Una radiografía del sandinismo
Leonel A. Marín McEwan
El fsln ha venido mandando desde abajo, algunas veces desde arriba, afectando la gobernabilidad del país. La naturaleza del sandinismo es el marxismo-leninismo, aunque la alta cúpula de este partido viva como millonarios. La gran lección histórica que proporciona el fracaso de la vía marxista–leninista consiste en demostrar de una forma pragmática que la creación de una sociedad socialista no puede ser impuesta dictatorialmente —como lo concebía Lenin— por una minoría revolucionaria que creó las condiciones económicas estatizantes.
En el curso de esta aventura marxista surge inevitablemente relación de producción y estructuras político- militares de carácter opresivo y explotador. La famosa dictadura del proletariado se convierte en una dictadura sobre el proletariado. Resultado de esta simbiosis, la minoría prepotente “revolucionaria” se convierte en una nueva clase dominante y explotadora. Crea, desde luego, su propia ideología legitimadora conservando sólo la apariencia, la máscara, el membrete de la verdadera ideología revolucionaria que encarnó las aspiraciones e ilusiones “entre las masas”. La máscara del sandinismo es utilizada para ocultar su ideología totalitaria marxista-leninista.
La nueva clase es el título que Milovan Djila, político y teórico yugoslavo, dio en el libro en el que realiza un análisis teórico del problema de los dirigentes de una sociedad socialista. La nueva clase a apropiarse de los medios de producción se convierte en una clase explotadora, pisotea toda moral e impone la dictadura del proletariado mediante el estado-policía de terror y el control ideológico total a través de la censura de prensa. Esto fue lo que sucedió en el extinto régimen sandinista en el que se torturaba, se violaban los derechos humanos y la libertad de expresión.

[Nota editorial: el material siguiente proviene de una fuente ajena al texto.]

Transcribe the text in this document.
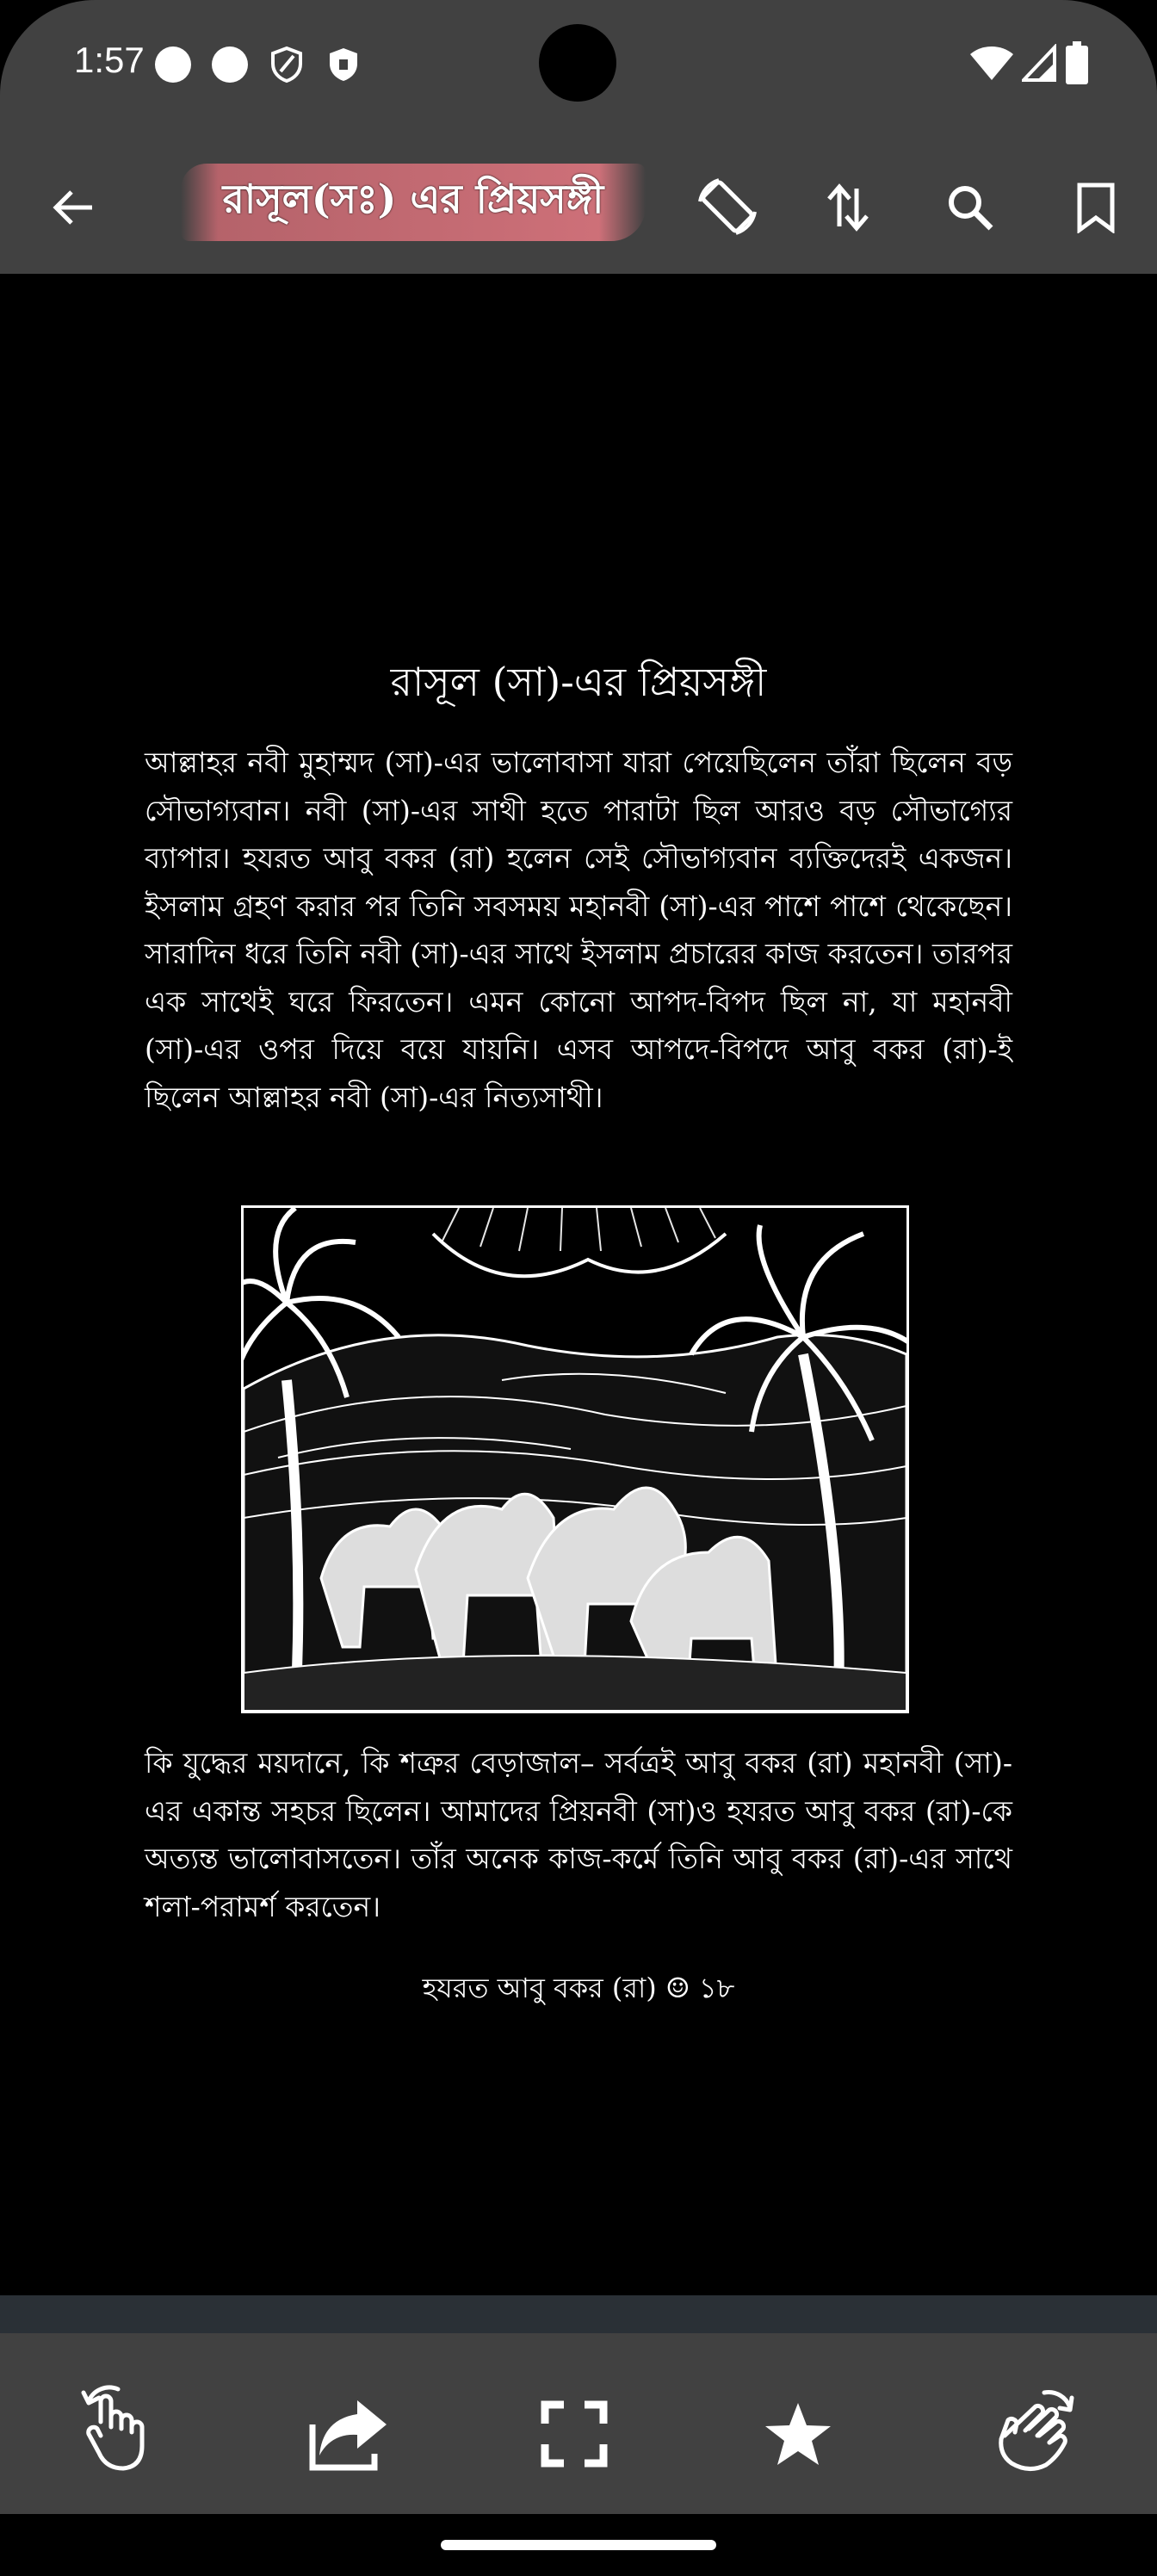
1:57
রাসূল(সঃ) এর প্রিয়সঙ্গী
রাসূল (সা)-এর প্রিয়সঙ্গী
আল্লাহর নবী মুহাম্মদ (সা)-এর ভালোবাসা যারা পেয়েছিলেন তাঁরা ছিলেন বড় সৌভাগ্যবান। নবী (সা)-এর সাথী হতে পারাটা ছিল আরও বড় সৌভাগ্যের ব্যাপার। হযরত আবু বকর (রা) হলেন সেই সৌভাগ্যবান ব্যক্তিদেরই একজন। ইসলাম গ্রহণ করার পর তিনি সবসময় মহানবী (সা)-এর পাশে পাশে থেকেছেন। সারাদিন ধরে তিনি নবী (সা)-এর সাথে ইসলাম প্রচারের কাজ করতেন। তারপর এক সাথেই ঘরে ফিরতেন। এমন কোনো আপদ-বিপদ ছিল না, যা মহানবী (সা)-এর ওপর দিয়ে বয়ে যায়নি। এসব আপদে-বিপদে আবু বকর (রা)-ই ছিলেন আল্লাহর নবী (সা)-এর নিত্যসাথী।
কি যুদ্ধের ময়দানে, কি শত্রুর বেড়াজাল– সর্বত্রই আবু বকর (রা) মহানবী (সা)-এর একান্ত সহচর ছিলেন। আমাদের প্রিয়নবী (সা)ও হযরত আবু বকর (রা)-কে অত্যন্ত ভালোবাসতেন। তাঁর অনেক কাজ-কর্মে তিনি আবু বকর (রা)-এর সাথে শলা-পরামর্শ করতেন।
হযরত আবু বকর (রা) ☺ ১৮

A la nomenclatura sandinista no le interesó al principio de la revolución la propiedad privada para su enriquecimiento ilícito, sino el poder político y militar para convertirse en “Vanguardia de las masas”. La famosa y tristemente frase de “Dirección Nacional Ordene” fue un ejemplo típico de este intento fracasado por haberse creído los dueños y amos de este país. Ahora es la nueva clase poseedora que se enriqueció ilícitamente por medio de piñatas y confiscaciones a personas honestas. Sería bueno también se investigara y castigara la corrupción sandinista cuando en el pasado asaltaron el poder con una mano adelante y otra atrás enriqueciéndose de la noche a la mañana.
El historiador ruso Volenski escribe sobre el feudo: “Cada nomenclaturista recibe una extensión precisa del poder. Se nota en esto una semejanza feudalista. La nomenclatura es, en efecto, una especie bastarda del feudalismo, ya que cada uno de los nomenclaturistas recibe un feudo. Se sabe que los feudos de la edad media no consistían en territorio, también consistían en el derecho a exigir ciertos tributos a los habitantes. El feudo de la nomenclatura es el poder ”.
La clase nomenclaturista sandinista recibió la plusvalía enterita por medio de la propiedad del pueblo y los usufructos de las confiscaciones a personas honestas de este país y ni siquiera este estado-botín lo compartió con sus propias bases roja y negra. Para el colmo de los colmos después que los sandinistas destruyeron la economía del país piñatearon mansiones, fincas, haciendas y empresas.
Desgraciadamente, el Poder Judicial está en manos de los sandinistas cuando ellos deberían ser los procesados por abusos, piñatas y asesinatos a personas trabajadoras y patrióticas. Finalmente, debería promulgarse la ley de carrera judicial para sanear ese importante poder del Estado para que así de una vez por todas brille la reconciliación con justicia.
El autor es administrador de empresas.